Evaporating feminism
June 28th, 2006
SISTER COMPASSION, my Dharma Teacher mentor at the Immanent Grove, took me aside to say she thought my feminism would melt away with the practice. She could understand if I wanted to do a PhD in philosophy, or history, or English Literature even - but feminist theory, No!
I said that Yes, I thought my anger might melt away; but not this gut thing I have - this visceral commitment to (somehow or other) improve the opportunities, rights and capacities for women to realise their potential. And to do that, I said, I think I need to understand it all more deeply - theoretically, philosophically. She replied that perhaps I should think about social work, or activism somewhere in the globe where women’s suffering is immediate, tangible, desperate. “But being in a stuffy library Natasha, just thinking about it? No!
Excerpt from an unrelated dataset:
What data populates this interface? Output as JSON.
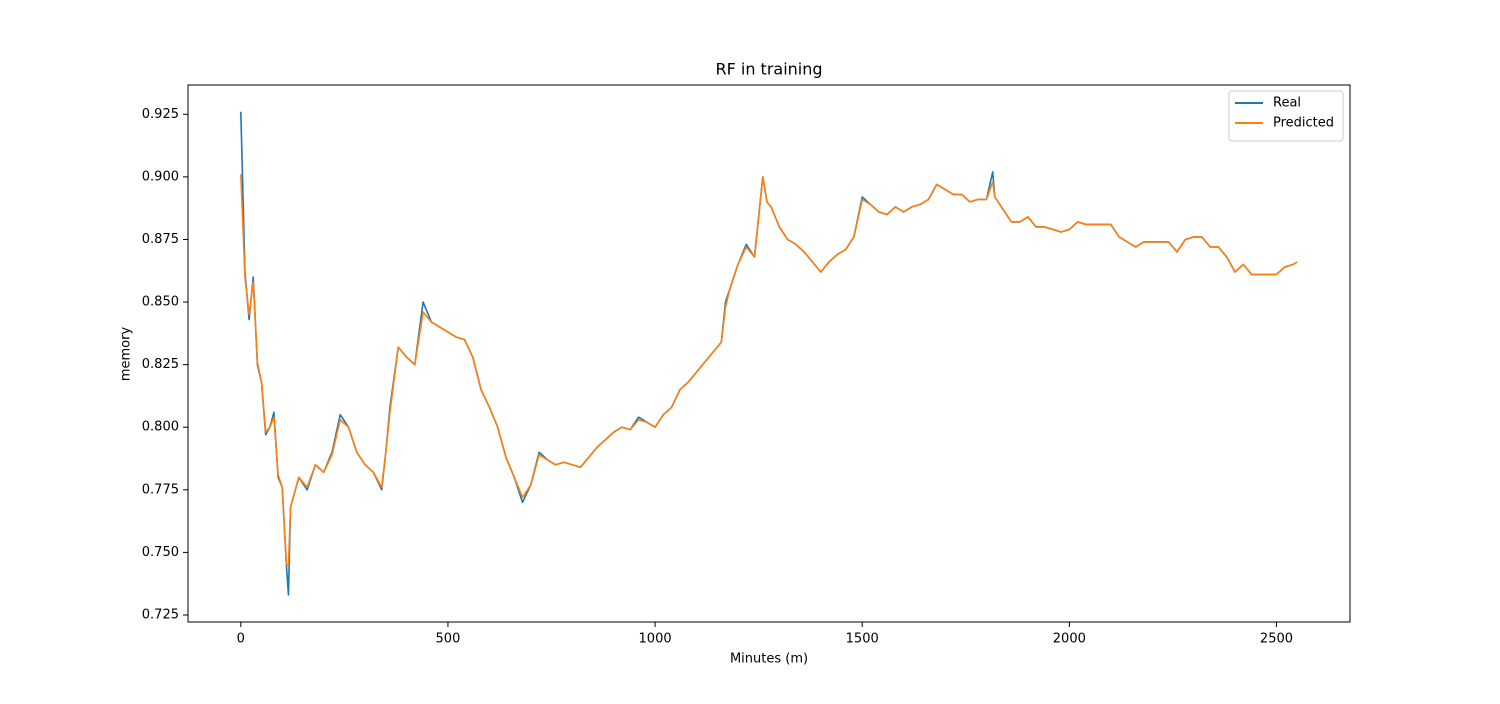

That won’t help.”
This was hard to hear and I’m still digesting, Or, as Sister Ji would say, ‘integrating’ it.
August 2nd, 2006 at 5:05 pm
Natasha
I am torn between agreeing with your teacher and agreeing with you, I have become a less radical feminist over the years, I think I will always have an intrinsic feminism, but I think that actually doing social and charity work and workign with women who need help and changing their daily lives in some ways would be better than doing a phd in feminist theory, because otherwise you are helping in a way to preach to the converted- educated middle class women, how much will that change?
Before I decided to do that I would think about what it is you really want to achieve, have you wokred for any women’s rights organizations yet? Somebody with your charisma and convictions can really make a difference and touch people’s lives, and it would be a shame to put that energy away in a library.